A nucleotide analog incorporated into DNA causes chain termination. This specific functional group must be missing.

What is the 3'‑OH?

300

This repair‑related process flips a base out of the helix to allow enzymatic access.

What is base flipping?

300

Spontaneous denaturation at lower temperatures occurs when this ionic condition is reduced.

What is low salt concentration (loss of electrostatic shielding)?

300

This topoisomerase relaxes supercoils without requiring ATP.

What is topoisomerase I?


300

This plot restricts φ/ψ angles due to steric hindrance.

What is the Ramachandran plot?

400

This type of tautomeric shift may cause adenine to pair with cytosine during replication.

What is the imino/enol tautomer formation?

400

Stacking interactions in DNA are stabilized primarily by this force rather than hydrogen bonding.

What are van der Waals/hydrophobic stacking interactions?

400

Chaotropic agents destabilize DNA by interfering with these two major stabilizing interactions.

What are hydrogen bonding and hydrophobic base stacking?

400

Gyrase inhibitors specifically block this essential cellular process in bacteria.

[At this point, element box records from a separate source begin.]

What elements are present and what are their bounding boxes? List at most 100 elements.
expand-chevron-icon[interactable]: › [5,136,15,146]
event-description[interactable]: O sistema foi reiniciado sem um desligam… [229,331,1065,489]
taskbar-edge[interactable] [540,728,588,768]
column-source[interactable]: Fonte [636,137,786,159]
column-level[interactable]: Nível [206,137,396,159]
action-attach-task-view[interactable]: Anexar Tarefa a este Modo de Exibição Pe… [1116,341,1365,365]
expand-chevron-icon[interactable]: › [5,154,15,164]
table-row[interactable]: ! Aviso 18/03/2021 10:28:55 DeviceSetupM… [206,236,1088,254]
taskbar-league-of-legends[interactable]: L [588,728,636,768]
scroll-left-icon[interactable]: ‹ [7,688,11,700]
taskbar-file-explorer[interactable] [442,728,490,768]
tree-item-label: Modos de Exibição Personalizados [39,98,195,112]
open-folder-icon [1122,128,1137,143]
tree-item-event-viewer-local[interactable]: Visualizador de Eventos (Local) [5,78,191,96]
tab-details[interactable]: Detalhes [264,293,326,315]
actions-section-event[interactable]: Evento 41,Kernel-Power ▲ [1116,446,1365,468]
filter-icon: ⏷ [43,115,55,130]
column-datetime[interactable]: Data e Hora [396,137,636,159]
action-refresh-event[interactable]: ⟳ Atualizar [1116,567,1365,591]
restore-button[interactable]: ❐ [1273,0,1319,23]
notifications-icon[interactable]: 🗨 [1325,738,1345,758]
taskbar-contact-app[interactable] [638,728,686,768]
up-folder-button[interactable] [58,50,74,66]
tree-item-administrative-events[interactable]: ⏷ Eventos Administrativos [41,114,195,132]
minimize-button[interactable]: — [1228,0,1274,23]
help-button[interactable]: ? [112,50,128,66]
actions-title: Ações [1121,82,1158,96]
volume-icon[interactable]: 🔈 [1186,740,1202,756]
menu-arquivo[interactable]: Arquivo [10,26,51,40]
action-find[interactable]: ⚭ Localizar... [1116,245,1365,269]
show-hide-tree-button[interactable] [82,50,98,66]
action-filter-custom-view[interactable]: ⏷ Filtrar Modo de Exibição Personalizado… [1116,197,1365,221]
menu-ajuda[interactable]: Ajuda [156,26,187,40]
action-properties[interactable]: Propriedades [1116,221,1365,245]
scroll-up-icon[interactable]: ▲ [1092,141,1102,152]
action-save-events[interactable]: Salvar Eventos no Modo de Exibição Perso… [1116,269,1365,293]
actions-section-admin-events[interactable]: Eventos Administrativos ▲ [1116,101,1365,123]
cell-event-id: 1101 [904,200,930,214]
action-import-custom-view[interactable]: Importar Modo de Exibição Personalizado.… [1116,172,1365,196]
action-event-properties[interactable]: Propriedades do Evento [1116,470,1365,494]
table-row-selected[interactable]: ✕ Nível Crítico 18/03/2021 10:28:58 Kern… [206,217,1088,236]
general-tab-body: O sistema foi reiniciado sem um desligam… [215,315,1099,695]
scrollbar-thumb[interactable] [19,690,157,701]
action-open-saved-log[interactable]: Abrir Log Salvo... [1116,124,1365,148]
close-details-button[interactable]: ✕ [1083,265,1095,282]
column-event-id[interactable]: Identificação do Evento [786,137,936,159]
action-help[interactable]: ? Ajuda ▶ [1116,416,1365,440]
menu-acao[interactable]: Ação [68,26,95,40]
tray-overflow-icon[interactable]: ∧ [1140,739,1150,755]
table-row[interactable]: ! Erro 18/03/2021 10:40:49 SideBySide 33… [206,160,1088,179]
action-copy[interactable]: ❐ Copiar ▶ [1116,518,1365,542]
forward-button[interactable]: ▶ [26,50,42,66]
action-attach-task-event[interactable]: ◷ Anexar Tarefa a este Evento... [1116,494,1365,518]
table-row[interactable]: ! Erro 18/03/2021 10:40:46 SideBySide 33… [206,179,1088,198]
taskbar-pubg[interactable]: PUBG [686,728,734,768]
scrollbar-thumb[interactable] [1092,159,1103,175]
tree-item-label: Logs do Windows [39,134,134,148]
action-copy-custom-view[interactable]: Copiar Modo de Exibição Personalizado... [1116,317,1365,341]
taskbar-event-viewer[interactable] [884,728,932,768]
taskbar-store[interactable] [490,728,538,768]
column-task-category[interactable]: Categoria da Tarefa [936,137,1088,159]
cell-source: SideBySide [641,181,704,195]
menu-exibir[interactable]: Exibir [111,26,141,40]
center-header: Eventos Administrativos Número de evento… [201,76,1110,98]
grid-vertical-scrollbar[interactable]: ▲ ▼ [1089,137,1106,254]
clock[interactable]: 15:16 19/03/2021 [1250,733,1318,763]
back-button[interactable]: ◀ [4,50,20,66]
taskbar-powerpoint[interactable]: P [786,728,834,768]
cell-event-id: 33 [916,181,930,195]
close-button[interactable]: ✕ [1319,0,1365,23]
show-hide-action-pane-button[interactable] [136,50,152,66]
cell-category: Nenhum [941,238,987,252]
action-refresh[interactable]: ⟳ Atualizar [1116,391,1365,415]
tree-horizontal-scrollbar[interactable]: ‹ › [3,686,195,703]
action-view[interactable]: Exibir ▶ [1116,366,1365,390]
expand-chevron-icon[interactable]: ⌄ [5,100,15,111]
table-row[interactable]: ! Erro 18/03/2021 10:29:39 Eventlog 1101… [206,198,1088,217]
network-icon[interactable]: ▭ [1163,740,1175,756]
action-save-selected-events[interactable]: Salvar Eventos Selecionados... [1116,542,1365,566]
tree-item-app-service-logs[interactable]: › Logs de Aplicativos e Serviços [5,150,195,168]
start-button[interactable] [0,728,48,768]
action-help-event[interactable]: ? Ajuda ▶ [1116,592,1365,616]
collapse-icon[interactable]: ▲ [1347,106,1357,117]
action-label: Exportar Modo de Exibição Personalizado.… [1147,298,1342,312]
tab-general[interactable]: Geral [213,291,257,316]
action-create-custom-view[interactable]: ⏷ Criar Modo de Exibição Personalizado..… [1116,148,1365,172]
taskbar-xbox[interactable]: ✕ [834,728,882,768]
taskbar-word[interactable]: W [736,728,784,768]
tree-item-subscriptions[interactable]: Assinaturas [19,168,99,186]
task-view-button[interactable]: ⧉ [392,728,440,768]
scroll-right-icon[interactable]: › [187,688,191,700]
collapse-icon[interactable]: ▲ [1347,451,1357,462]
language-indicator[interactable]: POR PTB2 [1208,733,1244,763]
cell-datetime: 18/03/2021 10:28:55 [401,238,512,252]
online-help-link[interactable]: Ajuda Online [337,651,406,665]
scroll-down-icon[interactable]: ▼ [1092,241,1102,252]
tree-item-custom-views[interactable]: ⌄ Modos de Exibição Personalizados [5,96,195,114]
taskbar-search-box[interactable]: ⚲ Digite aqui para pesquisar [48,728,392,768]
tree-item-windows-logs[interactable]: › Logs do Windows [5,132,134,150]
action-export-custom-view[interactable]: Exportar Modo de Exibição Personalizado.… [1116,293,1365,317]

What is replication (and transcription due to altered topology)?

400

Cryo‑EM can visualize large flexible complexes more effectively than this classical structural method.

What is X‑ray crystallography?

500

In antimicrobial therapy, nucleoside analogs selectively inhibit pathogens because of this key biochemical difference in polymerase behavior.

What is differential recognition/incorporation of analogs by microbial polymerases?

500

This modified base regulates gene expression and contributes to controlled chromatin compaction.

What is 5‑methylcytosine?

500

Rapid cooling after denaturation prevents renaturation because it disrupts this necessary first step in re‑pairing strands.

What is initial proper base alignment?

500

Eukaryotic nucleosomes restrict transcription by influencing this feature of DNA accessibility.

What is chromatin compaction/limited access for transcription machinery?

500

Directed evolution improves protein properties by mimicking this natural biological mechanism.

What is selection on random mutation (natural selection)?